‘Why,’ said Mab, ‘you would have gone! You would not have minded if it had been in Paris, or at the end of the world.’
‘I do a great many foolish things,’ said Lady William, with a smile, ‘that wise people don’t do; besides they hadn’t approved much, as was natural. Substantially kind is what you may call them, practically kind your uncles were that, and have been——’
‘And yet I am seventeen and I have never seen them.’
‘If you had been a boy,’ said Lady William, ‘they would have felt their duty more; a girl is supposed to be best with her mother. You must not be surprised at that, my dear child. Your uncle Pakenham has always supplied all your wants.’
‘You never showed me any of his letters——’
‘His letters! oh, he is not a man who writes letters. His lawyer does all that; but substantially, he has been very kind.’

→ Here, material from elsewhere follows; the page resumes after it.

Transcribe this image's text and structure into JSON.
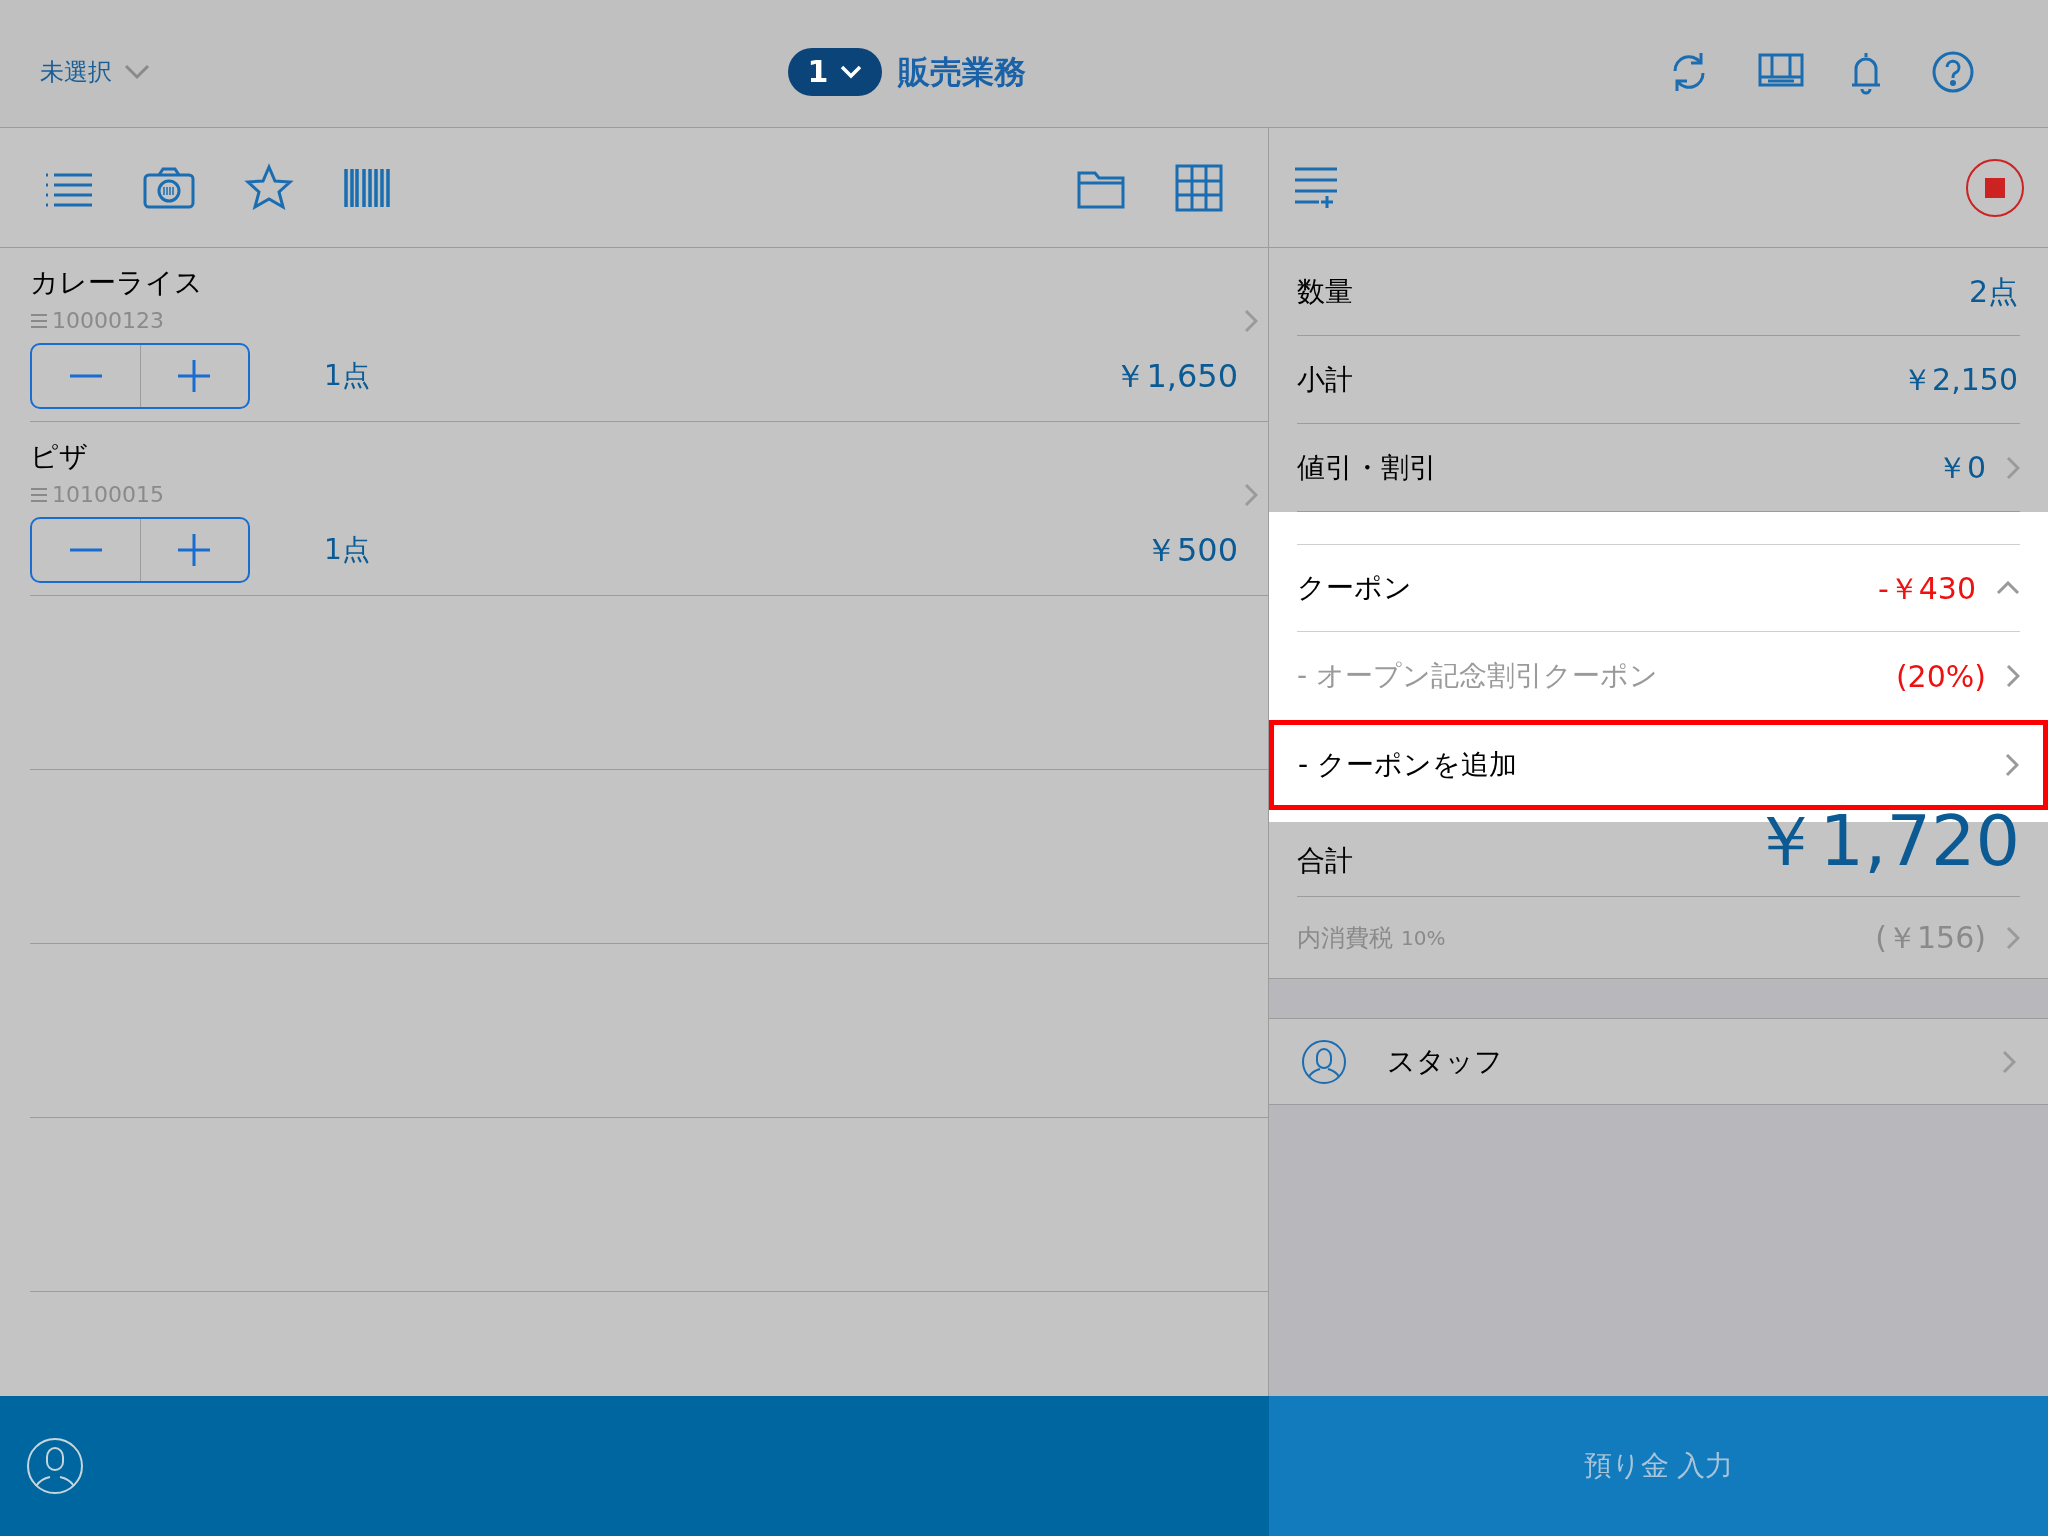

‘Mother,’ said Mab, ‘instead of wishing to know these people, to visit them, and all that, I’ll tell you what I should like to do. I should like to be able to work for you, and throw their money in their face—which is what you mean, I suppose, when you say they are substantially kind.’

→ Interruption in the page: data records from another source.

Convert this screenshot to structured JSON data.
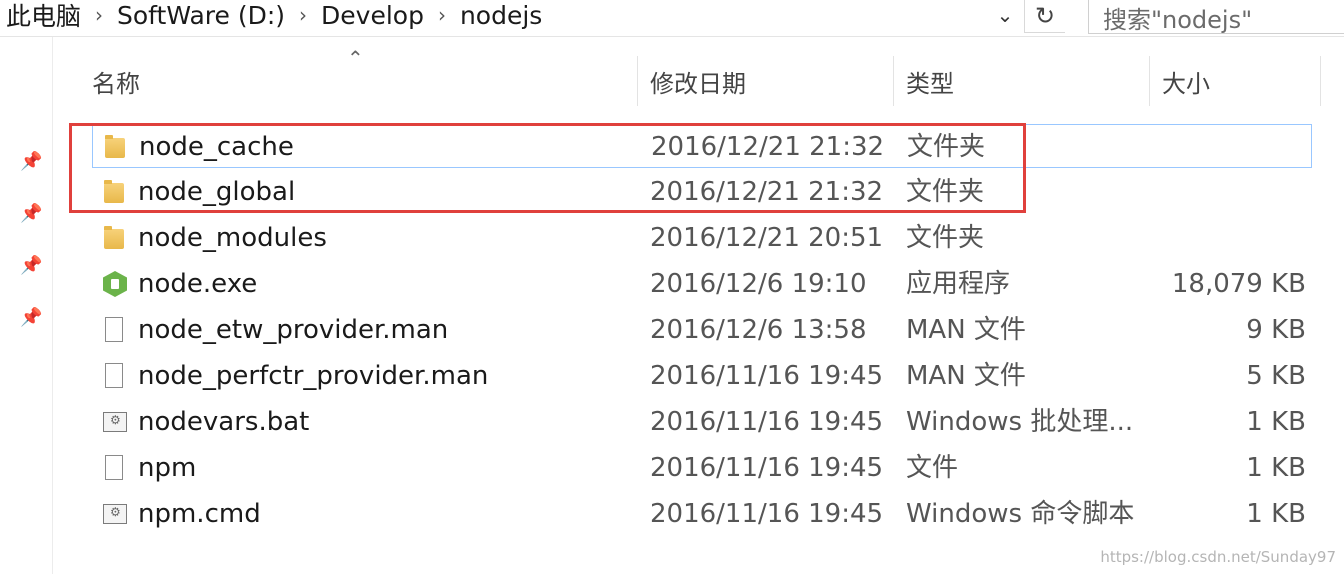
{
  "address_bar": {
    "crumbs": [
      "此电脑",
      "SoftWare (D:)",
      "Develop",
      "nodejs"
    ],
    "separator": "›"
  },
  "search": {
    "placeholder": "搜索\"nodejs\""
  },
  "columns": {
    "name": "名称",
    "date": "修改日期",
    "type": "类型",
    "size": "大小"
  },
  "files": [
    {
      "name": "node_cache",
      "date": "2016/12/21 21:32",
      "type": "文件夹",
      "size": "",
      "icon": "folder-icon"
    },
    {
      "name": "node_global",
      "date": "2016/12/21 21:32",
      "type": "文件夹",
      "size": "",
      "icon": "folder-icon"
    },
    {
      "name": "node_modules",
      "date": "2016/12/21 20:51",
      "type": "文件夹",
      "size": "",
      "icon": "folder-icon"
    },
    {
      "name": "node.exe",
      "date": "2016/12/6 19:10",
      "type": "应用程序",
      "size": "18,079 KB",
      "icon": "nodejs-app-icon"
    },
    {
      "name": "node_etw_provider.man",
      "date": "2016/12/6 13:58",
      "type": "MAN 文件",
      "size": "9 KB",
      "icon": "file-icon"
    },
    {
      "name": "node_perfctr_provider.man",
      "date": "2016/11/16 19:45",
      "type": "MAN 文件",
      "size": "5 KB",
      "icon": "file-icon"
    },
    {
      "name": "nodevars.bat",
      "date": "2016/11/16 19:45",
      "type": "Windows 批处理...",
      "size": "1 KB",
      "icon": "batch-file-icon"
    },
    {
      "name": "npm",
      "date": "2016/11/16 19:45",
      "type": "文件",
      "size": "1 KB",
      "icon": "file-icon"
    },
    {
      "name": "npm.cmd",
      "date": "2016/11/16 19:45",
      "type": "Windows 命令脚本",
      "size": "1 KB",
      "icon": "batch-file-icon"
    }
  ],
  "watermark": "https://blog.csdn.net/Sunday97",
  "colors": {
    "highlight_border": "#e0403c",
    "hover_border": "#99c7ff",
    "folder": "#e8b84a"
  }
}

‘That would be very foolish, Mab; the money is your right, and for that matter mine too.’
‘It may be right, but I should like to fling it in their faces all the same. Had my father nothing to leave us, to give us to live on, that you should have to accept it from them?’
Lady William made no answer for some time. Then she said in a low tone: ‘Your father had many things to do. I cannot enter into such questions, Mab; you are not old enough. No; we were destitute but for them.’